The Truth about the Armenian Genocide
By Dr. Jeff Mirus ( bio - articles - email ) | Apr 15, 2015
Turkish politicians are angry with Pope Francis for memorializing the Armenian genocide when he proclaimed the first Armenian doctor of the Church. The Pope had also lamented the genocide when he met with Armenian bishops a few days earlier.
As a matter of policy, the Turkish government refuses to admit that the measures taken against Armenians living within Turkey’s borders beginning in 1915 can be characterized as genocide. Responding to the Pope’s words, the government protested and recalled its ambassador to the Vatican. Today, the President of Turkey condemned Pope Francis’ statement and warned him “not to repeat this mistake.” Even the Roman Catholic Apostolic Vicar of Istanbul suggested that the Christian community experienced “a bit of embarrassment” as a result of the Pope’s remarks.

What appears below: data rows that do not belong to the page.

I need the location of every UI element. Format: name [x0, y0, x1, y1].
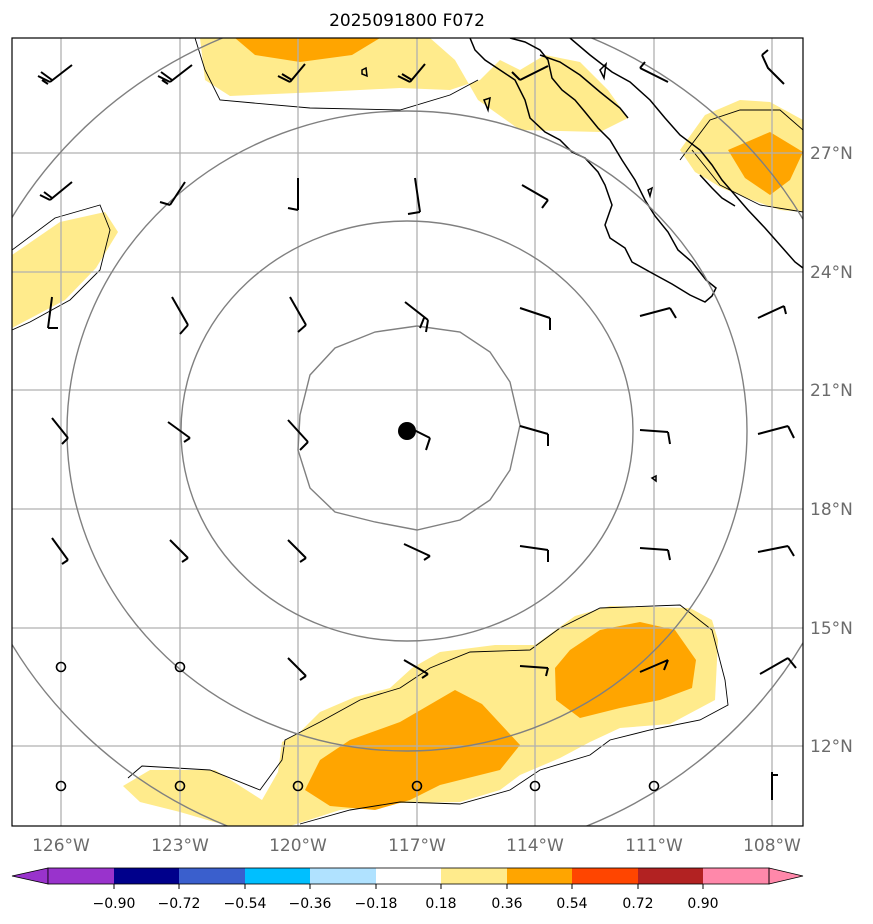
map-frame	[11, 37, 804, 827]
colorbar-segment	[114, 868, 179, 884]
x-axis-labels: 126°W 123°W 120°W 117°W 114°W 111°W 108°…	[32, 836, 801, 856]
colorbar-segment	[310, 868, 376, 884]
positive-anomaly-shading	[12, 38, 803, 826]
storm-center-marker	[398, 422, 416, 440]
y-tick-label: 27°N	[810, 144, 853, 164]
colorbar-segment	[703, 868, 769, 884]
calm-wind-circles	[55, 661, 660, 792]
colorbar-tick-label: −0.72	[158, 896, 201, 912]
x-tick-label: 117°W	[388, 836, 446, 856]
figure-title: 2025091800 F072	[329, 11, 485, 31]
x-tick-label: 120°W	[269, 836, 327, 856]
colorbar-segment	[638, 868, 703, 884]
map-panel	[12, 38, 803, 826]
colorbar-tick-label: 0.18	[425, 896, 456, 912]
coastline	[361, 38, 803, 483]
colorbar-tick-label: −0.90	[93, 896, 136, 912]
colorbar-tick-label: −0.36	[289, 896, 332, 912]
colorbar-segment	[179, 868, 245, 884]
colorbar-min-extend	[11, 867, 49, 885]
y-tick-label: 21°N	[810, 381, 853, 401]
colorbar-tick-label: 0.54	[556, 896, 587, 912]
y-tick-label: 12°N	[810, 737, 853, 757]
colorbar-segment	[441, 868, 507, 884]
colorbar-segment	[245, 868, 310, 884]
y-tick-label: 18°N	[810, 500, 853, 520]
x-tick-label: 114°W	[506, 836, 564, 856]
colorbar-tick-label: 0.90	[687, 896, 718, 912]
graticule	[12, 38, 803, 826]
x-tick-label: 123°W	[151, 836, 209, 856]
colorbar-segment	[507, 868, 572, 884]
x-tick-label: 126°W	[32, 836, 90, 856]
colorbar-segment	[572, 868, 638, 884]
colorbar-tick-label: −0.18	[355, 896, 398, 912]
x-tick-label: 108°W	[743, 836, 801, 856]
colorbar-max-extend	[768, 867, 804, 885]
y-tick-label: 24°N	[810, 263, 853, 283]
wind-barbs	[37, 49, 797, 800]
y-axis-labels: 27°N 24°N 21°N 18°N 15°N 12°N	[810, 144, 853, 757]
y-tick-label: 15°N	[810, 619, 853, 639]
colorbar: −0.90 −0.72 −0.54 −0.36 −0.18 0.18 0.36 …	[11, 867, 804, 912]
colorbar-segment	[376, 868, 441, 884]
x-tick-label: 111°W	[625, 836, 683, 856]
colorbar-tick-label: 0.36	[491, 896, 522, 912]
colorbar-tick-label: 0.72	[622, 896, 653, 912]
colorbar-segment	[48, 868, 114, 884]
colorbar-tick-label: −0.54	[224, 896, 267, 912]
field-contours	[12, 38, 803, 825]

The “embarrassment” is understandable because, as the head of the (Orthodox) Armenian Apostolic Church noted, the Turkish government is apparently trying to dismiss genocidal concerns as a religious issue between Christians and Muslims, when in fact the genocide was ideologically statist under the leadership of the Young Turks. Thus papal honesty has made the Catholic position in Turkey a little more uncomfortable.
Sadly, the deliberate, systematic and legal extermination of Armenians in Turkey by the Ottoman Turkish government was the very horror that led to the coining of the term “genocide” in 1943. Since that time, only the Nazi genocide has been more studied by scholars. Over 22 countries have recognized and condemned the Armenian Genocide. Many Turks have urged their own government to recognize it for what it was. And the European Parliament passed an unusual resolution today, commending Pope Francis’ remarks and urging the government of Turkey to acknowledge the genocide as a first step toward reconciliation.
So do not be fooled. Between 1915 and 1917, the Armenian genocide claimed the lives of about 1.5 million men, women and children by mass burning, drowning, poison, and deliberate inoculation with active Typhoid. Men were systematically killed outright or through forced labor, while women were “death-marched” into the Syrian desert by military escorts, who repeatedly raped them before they died.